From the Nobel Prize-winning author of Thinking, Fast and Slow and the coauthor of Nudge, a revolutionary exploration of why people make bad judgments and how to make better ones—"a tour de force” (New York Times).
Imagine that two doctors in the same city give different diagnoses to identical patients—or that two judges in the same courthouse give markedly different sentences to people who have committed the same crime. Suppose that different interviewers at the same firm make different decisions about indistinguishable job applicants—or that when a company is handling customer complaints, the resolution depends on who happens to answer the phone. Now imagine that the same doctor, the same judge, the same interviewer, or the same customer service agent makes different decisions depending on whether it is morning or afternoon, or Monday rather than Wednesday. These are examples of noise: variability in judgments that should be identical.
In Noise, Daniel Kahneman, Olivier Sibony, and Cass R. Sunstein show the detrimental effects of noise in many fields, including medicine, law, economic forecasting, forensic science, bail, child protection, strategy, performance reviews, and personnel selection. Wherever there is judgment, there is noise. Yet, most of the time, individuals and organizations alike are unaware of it. They neglect noise. With a few simple remedies, people can reduce both noise and bias, and so make far better decisions.
Packed with original ideas, and offering the same kinds of research-based insights that made Thinking, Fast and Slow and Nudge groundbreaking New York Times bestsellers, Noise explains how and why humans are so susceptible to noise in judgment—and what we can do about it.

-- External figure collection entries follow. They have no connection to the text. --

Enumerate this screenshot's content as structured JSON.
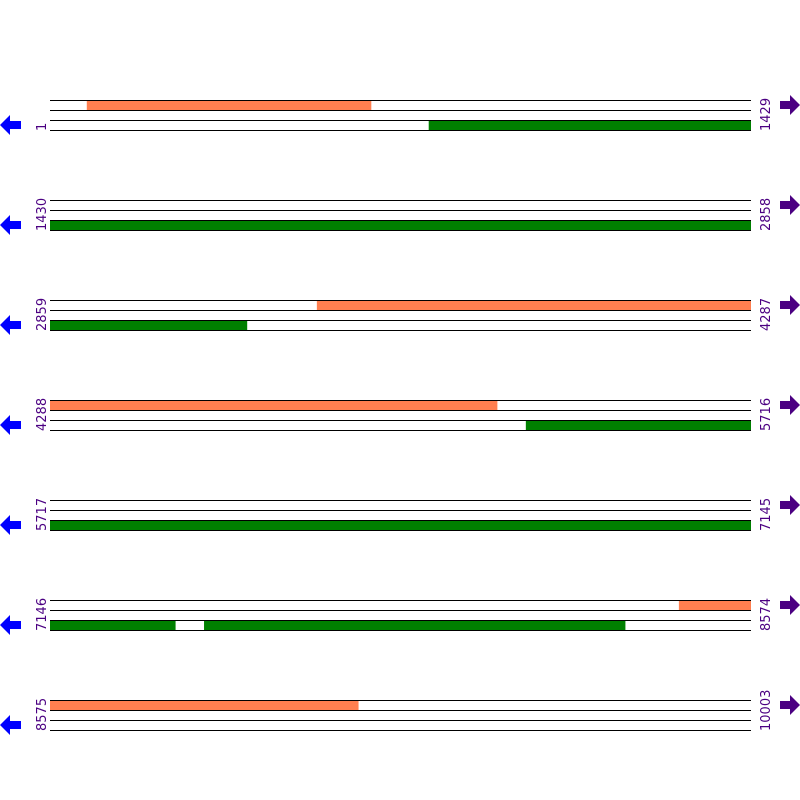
{
  "colors": {
    "forward_feature": "#ff7f50",
    "reverse_feature": "#008000",
    "line": "#000000",
    "label": "#4b0082",
    "left_arrow": "#0000ff",
    "right_arrow": "#4b0082"
  },
  "icons": {
    "left": "arrow-left-icon",
    "right": "arrow-right-icon"
  },
  "rows": [
    {
      "start": "1",
      "end": "1429",
      "forward": [
        [
          76,
          655
        ]
      ],
      "reverse": [
        [
          773,
          1429
        ]
      ]
    },
    {
      "start": "1430",
      "end": "2858",
      "forward": [],
      "reverse": [
        [
          1430,
          2858
        ]
      ]
    },
    {
      "start": "2859",
      "end": "4287",
      "forward": [
        [
          3403,
          4287
        ]
      ],
      "reverse": [
        [
          2859,
          3260
        ]
      ]
    },
    {
      "start": "4288",
      "end": "5716",
      "forward": [
        [
          4288,
          5199
        ]
      ],
      "reverse": [
        [
          5258,
          5716
        ]
      ]
    },
    {
      "start": "5717",
      "end": "7145",
      "forward": [],
      "reverse": [
        [
          5717,
          7145
        ]
      ]
    },
    {
      "start": "7146",
      "end": "8574",
      "forward": [
        [
          8428,
          8574
        ]
      ],
      "reverse": [
        [
          7146,
          7401
        ],
        [
          7460,
          8318
        ]
      ]
    },
    {
      "start": "8575",
      "end": "10003",
      "forward": [
        [
          8575,
          9203
        ]
      ],
      "reverse": []
    }
  ]
}
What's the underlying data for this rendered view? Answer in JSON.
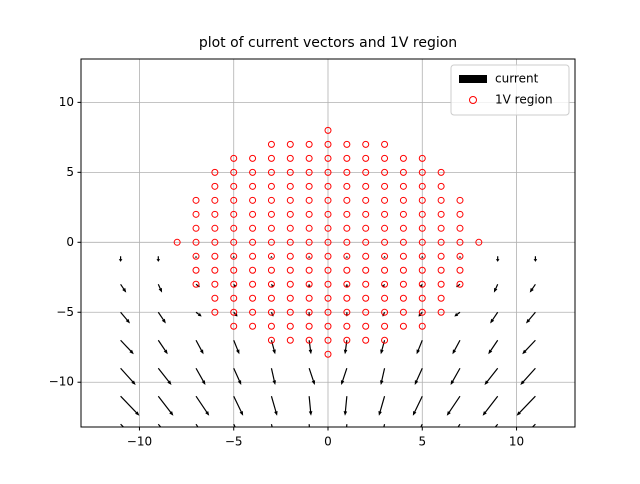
{
  "chart_data": {
    "type": "quiver",
    "title": "plot of current vectors and 1V region",
    "xlim": [
      -13.1,
      13.1
    ],
    "ylim": [
      -13.2,
      13.1
    ],
    "xticks": [
      {
        "value": -10,
        "label": "−10"
      },
      {
        "value": -5,
        "label": "−5"
      },
      0,
      5,
      10
    ],
    "yticks": [
      {
        "value": -10,
        "label": "−10"
      },
      {
        "value": -5,
        "label": "−5"
      },
      0,
      5,
      10
    ],
    "grid": true,
    "legend": "upper right",
    "series": [
      {
        "name": "current",
        "type": "quiver",
        "color": "#000000",
        "x": [
          -11,
          -9,
          -7,
          -5,
          -3,
          -1,
          1,
          3,
          5,
          7,
          9,
          11
        ],
        "rows": [
          {
            "y": -1,
            "u": [
              0,
              0,
              0,
              0,
              0,
              0,
              0,
              0,
              0,
              0,
              0,
              0
            ],
            "v": [
              -0.4,
              -0.4,
              -0.1,
              -0.1,
              -0.1,
              -0.1,
              -0.1,
              -0.1,
              -0.1,
              -0.1,
              -0.4,
              -0.4
            ]
          },
          {
            "y": -3,
            "u": [
              0.3,
              0.2,
              0.2,
              0.1,
              0.1,
              0,
              0,
              -0.1,
              -0.1,
              -0.2,
              -0.2,
              -0.3
            ],
            "v": [
              -0.6,
              -0.6,
              -0.2,
              -0.2,
              -0.2,
              -0.2,
              -0.2,
              -0.2,
              -0.2,
              -0.2,
              -0.6,
              -0.6
            ]
          },
          {
            "y": -5,
            "u": [
              0.5,
              0.4,
              0.3,
              0.2,
              0.1,
              0,
              0,
              -0.1,
              -0.2,
              -0.3,
              -0.4,
              -0.5
            ],
            "v": [
              -0.8,
              -0.8,
              -0.3,
              -0.3,
              -0.3,
              -0.3,
              -0.3,
              -0.3,
              -0.3,
              -0.3,
              -0.8,
              -0.8
            ]
          },
          {
            "y": -7,
            "u": [
              0.7,
              0.5,
              0.4,
              0.3,
              0.2,
              0.1,
              -0.1,
              -0.2,
              -0.3,
              -0.4,
              -0.5,
              -0.7
            ],
            "v": [
              -1.0,
              -1.0,
              -1.0,
              -1.0,
              -1.0,
              -1.0,
              -1.0,
              -1.0,
              -1.0,
              -1.0,
              -1.0,
              -1.0
            ]
          },
          {
            "y": -9,
            "u": [
              0.8,
              0.7,
              0.5,
              0.4,
              0.2,
              0.3,
              -0.3,
              -0.2,
              -0.4,
              -0.5,
              -0.7,
              -0.8
            ],
            "v": [
              -1.2,
              -1.2,
              -1.2,
              -1.2,
              -1.2,
              -1.2,
              -1.2,
              -1.2,
              -1.2,
              -1.2,
              -1.2,
              -1.2
            ]
          },
          {
            "y": -11,
            "u": [
              1.0,
              0.8,
              0.7,
              0.5,
              0.3,
              0.1,
              -0.1,
              -0.3,
              -0.5,
              -0.7,
              -0.8,
              -1.0
            ],
            "v": [
              -1.4,
              -1.4,
              -1.4,
              -1.4,
              -1.4,
              -1.4,
              -1.4,
              -1.4,
              -1.4,
              -1.4,
              -1.4,
              -1.4
            ]
          },
          {
            "y": -13,
            "u": [
              1.2,
              1.0,
              0.8,
              0.6,
              0.3,
              0.1,
              -0.1,
              -0.3,
              -0.6,
              -0.8,
              -1.0,
              -1.2
            ],
            "v": [
              -1.6,
              -1.6,
              -1.6,
              -1.6,
              -1.6,
              -1.6,
              -1.6,
              -1.6,
              -1.6,
              -1.6,
              -1.6,
              -1.6
            ]
          }
        ]
      },
      {
        "name": "1V region",
        "type": "scatter",
        "color": "#ff0000",
        "rows": [
          {
            "y": 8,
            "x": [
              0
            ]
          },
          {
            "y": 7,
            "x": [
              -3,
              -2,
              -1,
              0,
              1,
              2,
              3
            ]
          },
          {
            "y": 6,
            "x": [
              -5,
              -4,
              -3,
              -2,
              -1,
              0,
              1,
              2,
              3,
              4,
              5
            ]
          },
          {
            "y": 5,
            "x": [
              -6,
              -5,
              -4,
              -3,
              -2,
              -1,
              0,
              1,
              2,
              3,
              4,
              5,
              6
            ]
          },
          {
            "y": 4,
            "x": [
              -6,
              -5,
              -4,
              -3,
              -2,
              -1,
              0,
              1,
              2,
              3,
              4,
              5,
              6
            ]
          },
          {
            "y": 3,
            "x": [
              -7,
              -6,
              -5,
              -4,
              -3,
              -2,
              -1,
              0,
              1,
              2,
              3,
              4,
              5,
              6,
              7
            ]
          },
          {
            "y": 2,
            "x": [
              -7,
              -6,
              -5,
              -4,
              -3,
              -2,
              -1,
              0,
              1,
              2,
              3,
              4,
              5,
              6,
              7
            ]
          },
          {
            "y": 1,
            "x": [
              -7,
              -6,
              -5,
              -4,
              -3,
              -2,
              -1,
              0,
              1,
              2,
              3,
              4,
              5,
              6,
              7
            ]
          },
          {
            "y": 0,
            "x": [
              -8,
              -7,
              -6,
              -5,
              -4,
              -3,
              -2,
              -1,
              0,
              1,
              2,
              3,
              4,
              5,
              6,
              7,
              8
            ]
          },
          {
            "y": -1,
            "x": [
              -7,
              -6,
              -5,
              -4,
              -3,
              -2,
              -1,
              0,
              1,
              2,
              3,
              4,
              5,
              6,
              7
            ]
          },
          {
            "y": -2,
            "x": [
              -7,
              -6,
              -5,
              -4,
              -3,
              -2,
              -1,
              0,
              1,
              2,
              3,
              4,
              5,
              6,
              7
            ]
          },
          {
            "y": -3,
            "x": [
              -7,
              -6,
              -5,
              -4,
              -3,
              -2,
              -1,
              0,
              1,
              2,
              3,
              4,
              5,
              6,
              7
            ]
          },
          {
            "y": -4,
            "x": [
              -6,
              -5,
              -4,
              -3,
              -2,
              -1,
              0,
              1,
              2,
              3,
              4,
              5,
              6
            ]
          },
          {
            "y": -5,
            "x": [
              -6,
              -5,
              -4,
              -3,
              -2,
              -1,
              0,
              1,
              2,
              3,
              4,
              5,
              6
            ]
          },
          {
            "y": -6,
            "x": [
              -5,
              -4,
              -3,
              -2,
              -1,
              0,
              1,
              2,
              3,
              4,
              5
            ]
          },
          {
            "y": -7,
            "x": [
              -3,
              -2,
              -1,
              0,
              1,
              2,
              3
            ]
          },
          {
            "y": -8,
            "x": [
              0
            ]
          }
        ]
      }
    ]
  }
}
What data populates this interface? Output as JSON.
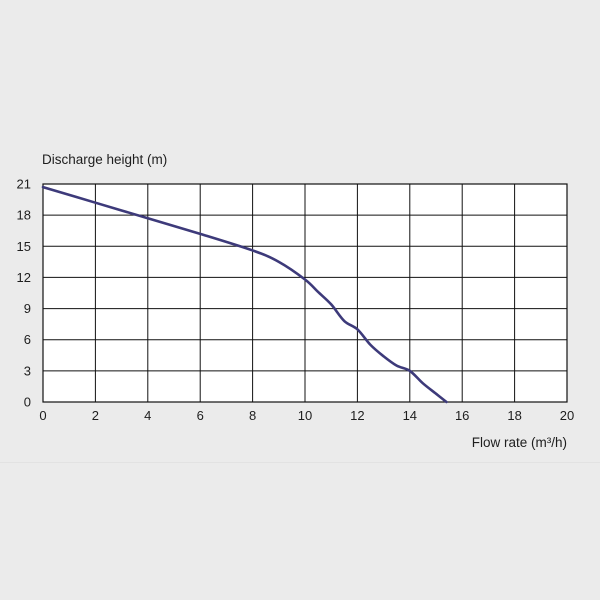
{
  "chart_data": {
    "type": "line",
    "title": "",
    "ylabel": "Discharge height (m)",
    "xlabel": "Flow rate (m³/h)",
    "xlim": [
      0,
      20
    ],
    "ylim": [
      0,
      21
    ],
    "xticks": [
      "0",
      "2",
      "4",
      "6",
      "8",
      "10",
      "12",
      "14",
      "16",
      "18",
      "20"
    ],
    "yticks": [
      "0",
      "3",
      "6",
      "9",
      "12",
      "15",
      "18",
      "21"
    ],
    "grid": true,
    "line_color": "#3d3a7a",
    "series": [
      {
        "x": [
          0,
          2,
          4,
          6,
          8,
          9,
          10,
          10.5,
          11,
          11.5,
          12,
          12.5,
          13,
          13.5,
          14,
          14.5,
          15,
          15.4
        ],
        "y": [
          20.7,
          19.2,
          17.7,
          16.2,
          14.6,
          13.5,
          11.8,
          10.6,
          9.4,
          7.8,
          7.0,
          5.5,
          4.4,
          3.5,
          3.0,
          1.8,
          0.8,
          0
        ]
      }
    ]
  }
}
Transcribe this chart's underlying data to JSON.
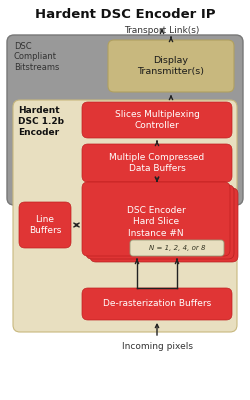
{
  "title": "Hardent DSC Encoder IP",
  "bg_color": "#ffffff",
  "outer_box_color": "#999999",
  "inner_box_color": "#e8dfc0",
  "red_color": "#e03535",
  "tan_color": "#c8b87e",
  "label_hardent": "Hardent\nDSC 1.2b\nEncoder",
  "label_transport": "Transport Link(s)",
  "label_dsc_compliant": "DSC\nCompliant\nBitstreams",
  "label_display": "Display\nTransmitter(s)",
  "label_slices": "Slices Multiplexing\nController",
  "label_buffers": "Multiple Compressed\nData Buffers",
  "label_encoder": "DSC Encoder\nHard Slice\nInstance #N",
  "label_n": "N = 1, 2, 4, or 8",
  "label_line": "Line\nBuffers",
  "label_derast": "De-rasterization Buffers",
  "label_incoming": "Incoming pixels",
  "arrow_color": "#222222"
}
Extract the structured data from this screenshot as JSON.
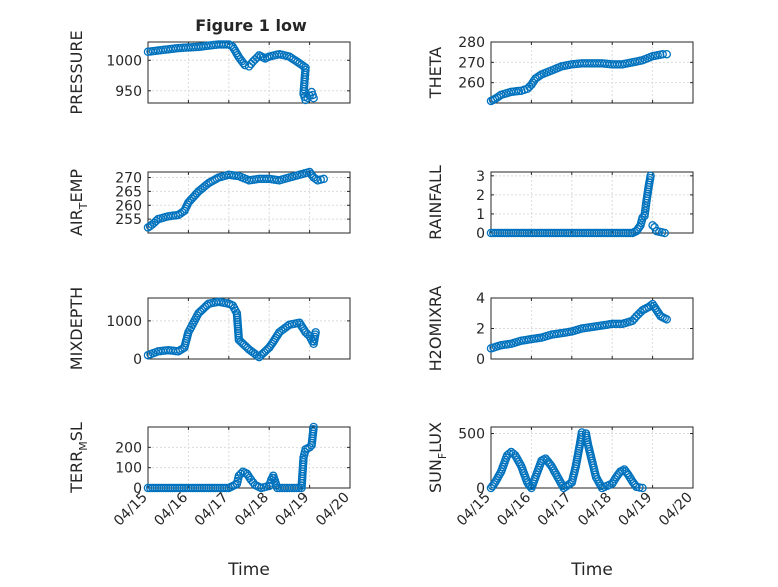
{
  "figure_title": "Figure 1 low",
  "chart_data": [
    {
      "type": "scatter",
      "ylabel": "PRESSURE",
      "ylim": [
        930,
        1030
      ],
      "yticks": [
        950,
        1000
      ],
      "xlim": [
        "04/15",
        "04/20"
      ],
      "xticks": [
        "04/15",
        "04/16",
        "04/17",
        "04/18",
        "04/19",
        "04/20"
      ],
      "xticklabels_visible": false,
      "xlabel": "",
      "points": [
        [
          0,
          1014
        ],
        [
          0.25,
          1016
        ],
        [
          0.5,
          1018
        ],
        [
          0.75,
          1020
        ],
        [
          1.0,
          1021
        ],
        [
          1.25,
          1022
        ],
        [
          1.5,
          1024
        ],
        [
          1.75,
          1026
        ],
        [
          2.0,
          1026
        ],
        [
          2.1,
          1022
        ],
        [
          2.25,
          1005
        ],
        [
          2.4,
          992
        ],
        [
          2.5,
          990
        ],
        [
          2.6,
          998
        ],
        [
          2.75,
          1008
        ],
        [
          2.9,
          1003
        ],
        [
          3.0,
          1006
        ],
        [
          3.25,
          1010
        ],
        [
          3.5,
          1006
        ],
        [
          3.75,
          995
        ],
        [
          3.9,
          988
        ],
        [
          3.85,
          945
        ],
        [
          3.9,
          935
        ],
        [
          4.0,
          942
        ],
        [
          4.05,
          948
        ],
        [
          4.1,
          938
        ]
      ]
    },
    {
      "type": "scatter",
      "ylabel": "THETA",
      "ylim": [
        250,
        280
      ],
      "yticks": [
        260,
        270,
        280
      ],
      "xlim": [
        "04/15",
        "04/20"
      ],
      "xticks": [
        "04/15",
        "04/16",
        "04/17",
        "04/18",
        "04/19",
        "04/20"
      ],
      "xticklabels_visible": false,
      "xlabel": "",
      "points": [
        [
          0,
          251
        ],
        [
          0.1,
          252
        ],
        [
          0.25,
          254
        ],
        [
          0.5,
          255.5
        ],
        [
          0.75,
          256
        ],
        [
          0.9,
          257
        ],
        [
          1.0,
          259
        ],
        [
          1.1,
          262
        ],
        [
          1.25,
          264
        ],
        [
          1.5,
          266
        ],
        [
          1.75,
          268
        ],
        [
          2.0,
          269
        ],
        [
          2.25,
          269.5
        ],
        [
          2.5,
          269.5
        ],
        [
          2.75,
          269.5
        ],
        [
          3.0,
          269
        ],
        [
          3.25,
          269
        ],
        [
          3.5,
          270
        ],
        [
          3.75,
          271
        ],
        [
          4.0,
          273
        ],
        [
          4.25,
          274
        ],
        [
          4.35,
          274
        ]
      ]
    },
    {
      "type": "scatter",
      "ylabel": "AIR_TEMP",
      "ylim": [
        250,
        272
      ],
      "yticks": [
        255,
        260,
        265,
        270
      ],
      "xlim": [
        "04/15",
        "04/20"
      ],
      "xticks": [
        "04/15",
        "04/16",
        "04/17",
        "04/18",
        "04/19",
        "04/20"
      ],
      "xticklabels_visible": false,
      "xlabel": "",
      "points": [
        [
          0,
          252
        ],
        [
          0.1,
          253
        ],
        [
          0.25,
          255
        ],
        [
          0.5,
          256
        ],
        [
          0.75,
          256.5
        ],
        [
          0.9,
          258
        ],
        [
          1.0,
          261
        ],
        [
          1.25,
          265
        ],
        [
          1.5,
          268
        ],
        [
          1.75,
          270
        ],
        [
          2.0,
          271
        ],
        [
          2.25,
          270.5
        ],
        [
          2.5,
          269
        ],
        [
          2.75,
          269.5
        ],
        [
          3.0,
          269.5
        ],
        [
          3.25,
          269
        ],
        [
          3.5,
          270
        ],
        [
          3.75,
          271
        ],
        [
          4.0,
          272
        ],
        [
          4.1,
          270
        ],
        [
          4.2,
          269
        ],
        [
          4.35,
          269.5
        ]
      ]
    },
    {
      "type": "scatter",
      "ylabel": "RAINFALL",
      "ylim": [
        0,
        3.2
      ],
      "yticks": [
        0,
        1,
        2,
        3
      ],
      "xlim": [
        "04/15",
        "04/20"
      ],
      "xticks": [
        "04/15",
        "04/16",
        "04/17",
        "04/18",
        "04/19",
        "04/20"
      ],
      "xticklabels_visible": false,
      "xlabel": "",
      "points": [
        [
          0,
          0
        ],
        [
          0.5,
          0
        ],
        [
          1.0,
          0
        ],
        [
          1.5,
          0
        ],
        [
          2.0,
          0
        ],
        [
          2.5,
          0
        ],
        [
          3.0,
          0
        ],
        [
          3.5,
          0
        ],
        [
          3.6,
          0.1
        ],
        [
          3.7,
          0.4
        ],
        [
          3.75,
          0.8
        ],
        [
          3.8,
          0.9
        ],
        [
          3.85,
          1.7
        ],
        [
          3.9,
          2.4
        ],
        [
          3.95,
          3.0
        ],
        [
          4.0,
          0.4
        ],
        [
          4.05,
          0.3
        ],
        [
          4.1,
          0.1
        ],
        [
          4.3,
          0
        ]
      ]
    },
    {
      "type": "scatter",
      "ylabel": "MIXDEPTH",
      "ylim": [
        0,
        1600
      ],
      "yticks": [
        0,
        1000
      ],
      "xlim": [
        "04/15",
        "04/20"
      ],
      "xticks": [
        "04/15",
        "04/16",
        "04/17",
        "04/18",
        "04/19",
        "04/20"
      ],
      "xticklabels_visible": false,
      "xlabel": "",
      "points": [
        [
          0,
          100
        ],
        [
          0.25,
          200
        ],
        [
          0.5,
          230
        ],
        [
          0.75,
          200
        ],
        [
          0.9,
          300
        ],
        [
          1.0,
          700
        ],
        [
          1.1,
          900
        ],
        [
          1.25,
          1200
        ],
        [
          1.5,
          1450
        ],
        [
          1.75,
          1500
        ],
        [
          2.0,
          1450
        ],
        [
          2.1,
          1400
        ],
        [
          2.2,
          1200
        ],
        [
          2.25,
          500
        ],
        [
          2.5,
          250
        ],
        [
          2.75,
          50
        ],
        [
          3.0,
          300
        ],
        [
          3.1,
          450
        ],
        [
          3.25,
          700
        ],
        [
          3.5,
          900
        ],
        [
          3.75,
          950
        ],
        [
          3.9,
          700
        ],
        [
          4.0,
          600
        ],
        [
          4.1,
          400
        ],
        [
          4.15,
          700
        ]
      ]
    },
    {
      "type": "scatter",
      "ylabel": "H2OMIXRA",
      "ylim": [
        0,
        4
      ],
      "yticks": [
        0,
        2,
        4
      ],
      "xlim": [
        "04/15",
        "04/20"
      ],
      "xticks": [
        "04/15",
        "04/16",
        "04/17",
        "04/18",
        "04/19",
        "04/20"
      ],
      "xticklabels_visible": false,
      "xlabel": "",
      "points": [
        [
          0,
          0.7
        ],
        [
          0.25,
          0.9
        ],
        [
          0.5,
          1.0
        ],
        [
          0.75,
          1.2
        ],
        [
          1.0,
          1.3
        ],
        [
          1.25,
          1.4
        ],
        [
          1.5,
          1.6
        ],
        [
          1.75,
          1.7
        ],
        [
          2.0,
          1.8
        ],
        [
          2.25,
          2.0
        ],
        [
          2.5,
          2.1
        ],
        [
          2.75,
          2.2
        ],
        [
          3.0,
          2.3
        ],
        [
          3.25,
          2.3
        ],
        [
          3.5,
          2.5
        ],
        [
          3.6,
          2.8
        ],
        [
          3.75,
          3.2
        ],
        [
          3.9,
          3.4
        ],
        [
          4.0,
          3.6
        ],
        [
          4.1,
          3.2
        ],
        [
          4.2,
          2.8
        ],
        [
          4.35,
          2.6
        ]
      ]
    },
    {
      "type": "scatter",
      "ylabel": "TERR_MSL",
      "ylim": [
        0,
        300
      ],
      "yticks": [
        0,
        100,
        200
      ],
      "xlim": [
        "04/15",
        "04/20"
      ],
      "xticks": [
        "04/15",
        "04/16",
        "04/17",
        "04/18",
        "04/19",
        "04/20"
      ],
      "xticklabels_visible": true,
      "xlabel": "Time",
      "points": [
        [
          0,
          0
        ],
        [
          0.5,
          0
        ],
        [
          1.0,
          0
        ],
        [
          1.5,
          0
        ],
        [
          2.0,
          0
        ],
        [
          2.2,
          20
        ],
        [
          2.25,
          60
        ],
        [
          2.35,
          80
        ],
        [
          2.45,
          70
        ],
        [
          2.55,
          40
        ],
        [
          2.65,
          15
        ],
        [
          2.8,
          0
        ],
        [
          3.0,
          10
        ],
        [
          3.05,
          40
        ],
        [
          3.1,
          60
        ],
        [
          3.2,
          0
        ],
        [
          3.5,
          0
        ],
        [
          3.8,
          0
        ],
        [
          3.85,
          150
        ],
        [
          3.9,
          190
        ],
        [
          4.0,
          200
        ],
        [
          4.05,
          210
        ],
        [
          4.1,
          300
        ]
      ]
    },
    {
      "type": "scatter",
      "ylabel": "SUN_FLUX",
      "ylim": [
        0,
        560
      ],
      "yticks": [
        0,
        500
      ],
      "xlim": [
        "04/15",
        "04/20"
      ],
      "xticks": [
        "04/15",
        "04/16",
        "04/17",
        "04/18",
        "04/19",
        "04/20"
      ],
      "xticklabels_visible": true,
      "xlabel": "Time",
      "points": [
        [
          0,
          0
        ],
        [
          0.1,
          50
        ],
        [
          0.25,
          150
        ],
        [
          0.4,
          300
        ],
        [
          0.5,
          330
        ],
        [
          0.6,
          300
        ],
        [
          0.75,
          200
        ],
        [
          0.9,
          50
        ],
        [
          1.0,
          0
        ],
        [
          1.1,
          100
        ],
        [
          1.25,
          250
        ],
        [
          1.35,
          270
        ],
        [
          1.5,
          200
        ],
        [
          1.65,
          100
        ],
        [
          1.8,
          0
        ],
        [
          2.0,
          50
        ],
        [
          2.1,
          200
        ],
        [
          2.2,
          400
        ],
        [
          2.25,
          510
        ],
        [
          2.35,
          500
        ],
        [
          2.4,
          400
        ],
        [
          2.5,
          250
        ],
        [
          2.6,
          100
        ],
        [
          2.75,
          0
        ],
        [
          3.0,
          40
        ],
        [
          3.1,
          100
        ],
        [
          3.2,
          150
        ],
        [
          3.3,
          170
        ],
        [
          3.4,
          120
        ],
        [
          3.5,
          60
        ],
        [
          3.6,
          10
        ],
        [
          3.75,
          0
        ]
      ]
    }
  ]
}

Psychology professor Kahneman (Thinking, Fast and Slow), business professor Sibony (You're About to Make a Terrible Mistake!), and legal scholar Sunstein (Too Much Information) team up for this fascinating exploration of the bias and "noise" that cause errors in human judgment. Noise, they write, is "variability in judgments that should be identical" that, when combined with one's own biases conscious or not can cause human error. The authors offer no shortage of noise-reduction strategies: "decision hygiene," for example, involves sequencing information to cut back on the possibility of confirmation bias, a technique used in forensic science analyses, where examiners get "only the information they need when they need it." The authors also suggest breaking down complex decisions into "multiple fact-based assessments"; avoiding group discussions, which increase noise, instead collecting individual opinions beforehand; and appointing a "decision observer" to identify bias. Though the writing can be jargon-heavy, readers will find plenty of insight and useful exercises. The result is dense and complex, but those who stay the course will be rewarded with an intricate examination of decision-making and sound judgment.